The market reaction is far more durable than last year’s. Brent crude, trading around $72 at the start of the year, jumped 15% by 5 March to approximately $83. U.S. gasoline has surged above $4 per gallon for the first time since late 2023.² Gold has set a new record above $3,000. The VIX jumped to 27.8, its highest since last April’s tariff shock. Three things distinguish this shock: Gulf oil infrastructure has been directly hit; the strait is effectively closed (not by decree but by the collapse of shipping insurance); and neither side has an easy exit.
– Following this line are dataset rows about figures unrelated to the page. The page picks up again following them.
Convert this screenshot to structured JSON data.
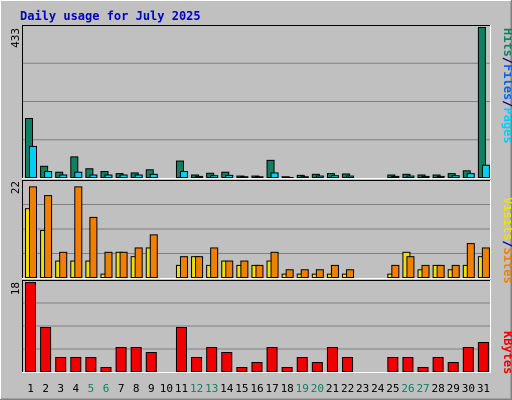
{
  "title": "Daily usage for July 2025",
  "colors": {
    "background": "#C0C0C0",
    "title": "#0000C0",
    "hits": "#108060",
    "files": "#00D0F8",
    "pages": "#00D0F8",
    "visits": "#F0E000",
    "sites": "#F08000",
    "kbytes": "#F00000",
    "weekend_day_label": "#108060",
    "day_label": "#0000C0",
    "grid": "#808080"
  },
  "chart_data": [
    {
      "type": "bar",
      "panel": "hits-files-pages",
      "title": "Daily usage for July 2025",
      "ylabel_parts": [
        "Pages",
        "/",
        "Files",
        "/",
        "Hits"
      ],
      "ymax_label": "433",
      "ylim": [
        0,
        433
      ],
      "grid": true,
      "categories": [
        "1",
        "2",
        "3",
        "4",
        "5",
        "6",
        "7",
        "8",
        "9",
        "10",
        "11",
        "12",
        "13",
        "14",
        "15",
        "16",
        "17",
        "18",
        "19",
        "20",
        "21",
        "22",
        "23",
        "24",
        "25",
        "26",
        "27",
        "28",
        "29",
        "30",
        "31"
      ],
      "series": [
        {
          "name": "Hits",
          "values": [
            172,
            35,
            18,
            62,
            28,
            20,
            14,
            16,
            25,
            0,
            50,
            10,
            15,
            18,
            7,
            7,
            52,
            5,
            9,
            12,
            14,
            13,
            0,
            0,
            10,
            12,
            10,
            10,
            14,
            22,
            433
          ]
        },
        {
          "name": "Files",
          "values": [
            92,
            20,
            10,
            18,
            10,
            10,
            10,
            10,
            12,
            0,
            20,
            6,
            8,
            9,
            5,
            5,
            16,
            3,
            5,
            7,
            8,
            7,
            0,
            0,
            6,
            7,
            6,
            6,
            8,
            14,
            38
          ]
        },
        {
          "name": "Pages",
          "values": [
            0,
            0,
            0,
            0,
            0,
            0,
            0,
            0,
            0,
            0,
            0,
            0,
            0,
            0,
            0,
            0,
            0,
            0,
            0,
            0,
            0,
            0,
            0,
            0,
            0,
            0,
            0,
            0,
            0,
            0,
            0
          ]
        }
      ]
    },
    {
      "type": "bar",
      "panel": "visits-sites",
      "ylabel_parts": [
        "Sites",
        "/",
        "Visits"
      ],
      "ymax_label": "22",
      "ylim": [
        0,
        22
      ],
      "grid": true,
      "categories": [
        "1",
        "2",
        "3",
        "4",
        "5",
        "6",
        "7",
        "8",
        "9",
        "10",
        "11",
        "12",
        "13",
        "14",
        "15",
        "16",
        "17",
        "18",
        "19",
        "20",
        "21",
        "22",
        "23",
        "24",
        "25",
        "26",
        "27",
        "28",
        "29",
        "30",
        "31"
      ],
      "series": [
        {
          "name": "Visits",
          "values": [
            16,
            11,
            4,
            4,
            4,
            1,
            6,
            5,
            7,
            0,
            3,
            5,
            3,
            4,
            3,
            3,
            4,
            1,
            1,
            1,
            1,
            1,
            0,
            0,
            1,
            6,
            2,
            3,
            2,
            3,
            5
          ]
        },
        {
          "name": "Sites",
          "values": [
            21,
            19,
            6,
            21,
            14,
            6,
            6,
            7,
            10,
            0,
            5,
            5,
            7,
            4,
            4,
            3,
            6,
            2,
            2,
            2,
            3,
            2,
            0,
            0,
            3,
            5,
            3,
            3,
            3,
            8,
            7
          ]
        }
      ]
    },
    {
      "type": "bar",
      "panel": "kbytes",
      "ylabel_parts": [
        "KBytes"
      ],
      "ymax_label": "18",
      "ylim": [
        0,
        18
      ],
      "grid": true,
      "categories": [
        "1",
        "2",
        "3",
        "4",
        "5",
        "6",
        "7",
        "8",
        "9",
        "10",
        "11",
        "12",
        "13",
        "14",
        "15",
        "16",
        "17",
        "18",
        "19",
        "20",
        "21",
        "22",
        "23",
        "24",
        "25",
        "26",
        "27",
        "28",
        "29",
        "30",
        "31"
      ],
      "weekend_days": [
        "5",
        "6",
        "12",
        "13",
        "19",
        "20",
        "26",
        "27"
      ],
      "series": [
        {
          "name": "KBytes",
          "values": [
            18,
            9,
            3,
            3,
            3,
            1,
            5,
            5,
            4,
            0,
            9,
            3,
            5,
            4,
            1,
            2,
            5,
            1,
            3,
            2,
            5,
            3,
            0,
            0,
            3,
            3,
            1,
            3,
            2,
            5,
            6
          ]
        }
      ]
    }
  ]
}
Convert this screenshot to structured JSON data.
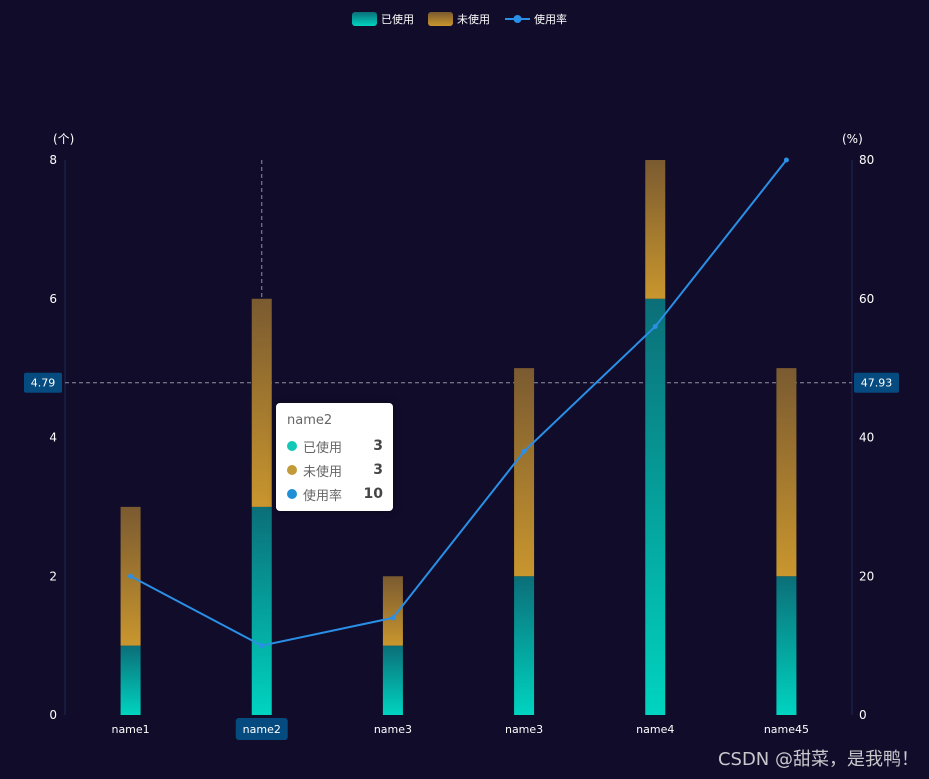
{
  "chart_data": {
    "type": "bar",
    "categories": [
      "name1",
      "name2",
      "name3",
      "name3",
      "name4",
      "name45"
    ],
    "series": [
      {
        "name": "已使用",
        "type": "bar",
        "stack": true,
        "values": [
          1,
          3,
          1,
          2,
          6,
          2
        ]
      },
      {
        "name": "未使用",
        "type": "bar",
        "stack": true,
        "values": [
          2,
          3,
          1,
          3,
          2,
          3
        ]
      },
      {
        "name": "使用率",
        "type": "line",
        "axis": "right",
        "values": [
          20,
          10,
          14,
          38,
          56,
          80
        ]
      }
    ],
    "y_left": {
      "unit": "(个)",
      "range": [
        0,
        8
      ],
      "ticks": [
        "0",
        "2",
        "4",
        "6",
        "8"
      ]
    },
    "y_right": {
      "unit": "(%)",
      "range": [
        0,
        80
      ],
      "ticks": [
        "0",
        "20",
        "40",
        "60",
        "80"
      ]
    },
    "crosshair": {
      "category": "name2",
      "left_value": "4.79",
      "right_value": "47.93"
    },
    "legend": {
      "position": "top-center",
      "items": [
        "已使用",
        "未使用",
        "使用率"
      ]
    },
    "grid": false
  },
  "tooltip": {
    "title": "name2",
    "rows": [
      {
        "label": "已使用",
        "value": "3",
        "color": "#14c8b8"
      },
      {
        "label": "未使用",
        "value": "3",
        "color": "#c39a38"
      },
      {
        "label": "使用率",
        "value": "10",
        "color": "#1f8fd6"
      }
    ]
  },
  "colors": {
    "background": "#100c2a",
    "used_top": "#0b6e78",
    "used_bottom": "#00d4c0",
    "unused_top": "#7a5a30",
    "unused_bottom": "#c9962e",
    "line": "#2a8fe6",
    "label_bg": "#054b80"
  },
  "watermark": "CSDN @甜菜，是我鸭！"
}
Research by Federal Reserve Bank of Dallas economists published this month estimates that even a two-quarter closure would add between 0.8 and 1.8 percentage points to U.S. inflation this year — reversing much of the progress of the previous three years.³ For the Fed, this is the worst possible news. Powell’s bank spent three years bringing inflation down from the 9.1% peak of June 2022; it cut rates three times during 2025. Today the Fed has held rates at 3.50–3.75% and Powell is signalling that further cuts are unlikely until the oil situation clarifies.⁴

Stock markets, which entered this month near record highs, have finally cracked. The S&P 500 has fallen roughly 8% since 28 February. European equities have given back several months of gains. But the sell-off has been orderly — the VIX at 27.8 is nowhere near the 52 of last April or the 65 of August 2024. Some corners are thriving: energy shares are posting their best month since the invasion of Ukraine; defence contractors are rallying; government bonds are attracting buyers as investors seek safety. Ray Dalio, on LinkedIn on 8 March, situated the war within his “Big Cycle” framework — rising great-power tensions, heavy debts and fraying co-operation, as in the 1930s.⁵

For an ordinary investor, the question is not what happens next — unknowable — but whether your portfolio is built to survive a range of outcomes. The last three and a half years have provided extraordinary tests: a forty-year-high inflation peak, bank failures, the AI explosion, two Middle Eastern wars, the steepest tariff shock in ninety years. Anyone who tried to navigate these individually, buying on good news and selling on bad, almost certainly ended up poorer. Anyone who stayed in a diversified portfolio almost certainly ended up richer. The simpler lessons — diversify, stay invested through panics, do not try to time geopolitics — have survived this remarkable stretch.

References

  1. Wikipedia, Economic impact of the 2026 Iran war.
    https://en.wikipedia.org/wiki/Economic_impact_of_the_2026_Iran_war
  2. CNBC, Iran war disrupts oil prices, 10 March 2026.
    https://www.cnbc.com/2026/03/10/iran-war-spikes-oil-prices-consumers.html
  3. Kilian, Plante, Richter, Zhou, Impact of the 2026 Iran War on U.S. Inflation, Dallas Fed Working Paper, March 2026.
    https://www.dallasfed.org/~/media/documents/research/papers/2026/wp2609.pdf
  4. Federal Reserve FOMC statement, 18 March 2026.
  5. Ray Dalio, LinkedIn essay, 8 March 2026.